Louisiana Senator Russell Long famously explained how most people feel about taxes: “Don’t tax you; don’t tax me; tax that fellow behind the tree.” It was an apt description of our natural desire to make other people pay for things we want. Metaphorically, the man behind the tree is invisible, so we can in good conscience collect money from someone we don’t know – not from ourselves or our friends.
That is why local officials find it easy to levy hefty taxes on hotel rooms and rental cars – the tax is paid by visitors from elsewhere, not by constituents who vote. And it is why New York City now plans to spend billions on increased subsidies for the subway – by soaking it to people who drive cars.
The New York metropolitan area is by far the most populous in the United States, with well over 23 million residents. Because so many of the suburbs are in New Jersey and Connecticut, though, almost a third of those people do not vote in New York. And even those who do, won’t care that much – over two-thirds of New Yorkers do not own a car. For example, Manhattan has about 3.1 million households, but only 1.4 million automobiles. Thus, far more people ride the subway than drive cars. That makes it easy, politically, to make car drivers subsidize subway riders.
New York’s new state budget of $175 billion, written behind closed doors and voted upon at the eleventh hour before adjournment) includes the “ground-breaking plan” to charge motorists extra tolls for driving into popular areas like Times Square, Greenwich Village, the Financial District, and Broadway. The idea was hailed as “transformative” by Governor Andrew Cuomo, saying it would change the way millions of New Yorkers shop, commute and vote. Instead, it may help “transform” New York into a place where fewer people choose to do any of the above.
The scheme is called “congestion pricing,” because it levies the tolls during busy times. But it is not really about congestion – it’s about making someone else pay. You can tell because the money is not to be used for anything related to traffic at all, so it will not address congestion. Rather, the money will be funneled into the city subway and commuter train systems, described by the New York Times as “beleaguered.” That’s another way of saying the system is hemorrhaging cash, running an annual deficit of over $5 billion. That has to be made up by taxpayers, of course, so politicians were looking for ways to raise taxes – anything other than raising fares – to finance the ever-growing subsidies. Eighty percent of the new revenue will go to the subway, rail, and bus systems, and the remainder to new bureaucracies, “to improve efficiency.” Really.
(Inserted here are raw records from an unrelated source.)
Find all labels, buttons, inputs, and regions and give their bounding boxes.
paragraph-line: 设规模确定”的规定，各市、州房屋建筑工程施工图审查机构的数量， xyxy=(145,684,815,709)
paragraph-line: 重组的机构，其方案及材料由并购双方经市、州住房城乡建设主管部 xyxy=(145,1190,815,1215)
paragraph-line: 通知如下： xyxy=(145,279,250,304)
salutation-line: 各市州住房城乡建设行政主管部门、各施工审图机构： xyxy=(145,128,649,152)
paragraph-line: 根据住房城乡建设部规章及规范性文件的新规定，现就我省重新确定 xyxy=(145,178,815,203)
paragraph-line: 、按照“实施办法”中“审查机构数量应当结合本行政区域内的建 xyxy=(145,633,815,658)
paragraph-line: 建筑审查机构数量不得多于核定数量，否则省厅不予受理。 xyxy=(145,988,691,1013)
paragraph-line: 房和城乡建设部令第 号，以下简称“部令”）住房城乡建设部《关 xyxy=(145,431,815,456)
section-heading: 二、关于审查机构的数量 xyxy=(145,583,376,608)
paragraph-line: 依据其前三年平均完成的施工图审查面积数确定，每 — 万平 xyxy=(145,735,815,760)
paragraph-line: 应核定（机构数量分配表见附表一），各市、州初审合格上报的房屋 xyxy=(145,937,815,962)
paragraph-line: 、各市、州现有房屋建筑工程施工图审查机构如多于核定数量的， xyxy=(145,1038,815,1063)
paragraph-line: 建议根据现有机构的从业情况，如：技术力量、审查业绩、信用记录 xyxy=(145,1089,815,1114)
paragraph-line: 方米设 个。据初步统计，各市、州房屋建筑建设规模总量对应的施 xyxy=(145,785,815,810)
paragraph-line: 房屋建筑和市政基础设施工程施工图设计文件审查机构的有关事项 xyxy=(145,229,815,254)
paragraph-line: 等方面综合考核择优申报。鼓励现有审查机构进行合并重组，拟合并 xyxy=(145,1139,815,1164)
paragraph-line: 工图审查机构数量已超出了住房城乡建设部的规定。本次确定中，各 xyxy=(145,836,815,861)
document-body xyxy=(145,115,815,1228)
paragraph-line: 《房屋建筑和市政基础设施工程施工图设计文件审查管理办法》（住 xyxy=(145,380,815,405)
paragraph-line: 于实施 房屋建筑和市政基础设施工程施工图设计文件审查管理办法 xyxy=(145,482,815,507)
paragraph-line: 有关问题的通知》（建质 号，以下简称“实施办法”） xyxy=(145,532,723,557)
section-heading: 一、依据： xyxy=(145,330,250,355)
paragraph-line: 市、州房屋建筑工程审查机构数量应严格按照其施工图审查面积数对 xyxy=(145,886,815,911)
Commuters from more distant suburbs get the most generous subsidies, which is ironic considering they live in some of the world’s most expensive real estate areas (i.e. the Hamptons, Westchester County, Greenwich, New Canaan). Studies show that the actual subsidy on the Long Island Railroad already exceeds $7 for every passenger trip, and the Metro North railroad about $4 per passenger trip. Even riders of the crowded subway under the inner city itself are subsidized more than a dollar every time they ride.
I do not drive in New York City, nor would I wish that experience on my worst enemy. But if someone wishes to do so, does that automatically obligate them to subsidize people who do not?
New York may seem on the cutting edge of something new, but it isn’t new. This ongoing war against automobiles is a national epidemic. Drivers pay heavy taxes on gasoline (40.4 cents a gallon in Colorado, 64 cents in New York, and 74 cents in California). They are continually assured that the money is needed to maintain roads and bridges, but of course massive chunks are syphoned off for other purposes – landscaping, bike trails, noise barriers, and especially mass transit subsidies. Virtually half of all federal gas taxes are used to subsidize subway and bus systems in cities like New York, Chicago, and Washington.
There are neighborhoods in the Hamptons (eastern Long Island) where the median home value is more than $5 million. Surely commuters from such suburbs can afford the extra $7 if they want rail service to Manhattan. Perhaps New York politicians ought to stop looking for anonymous taxpayers behind the trees, and try the one thing they did not even consider – charging subway riders the actual cost of the service.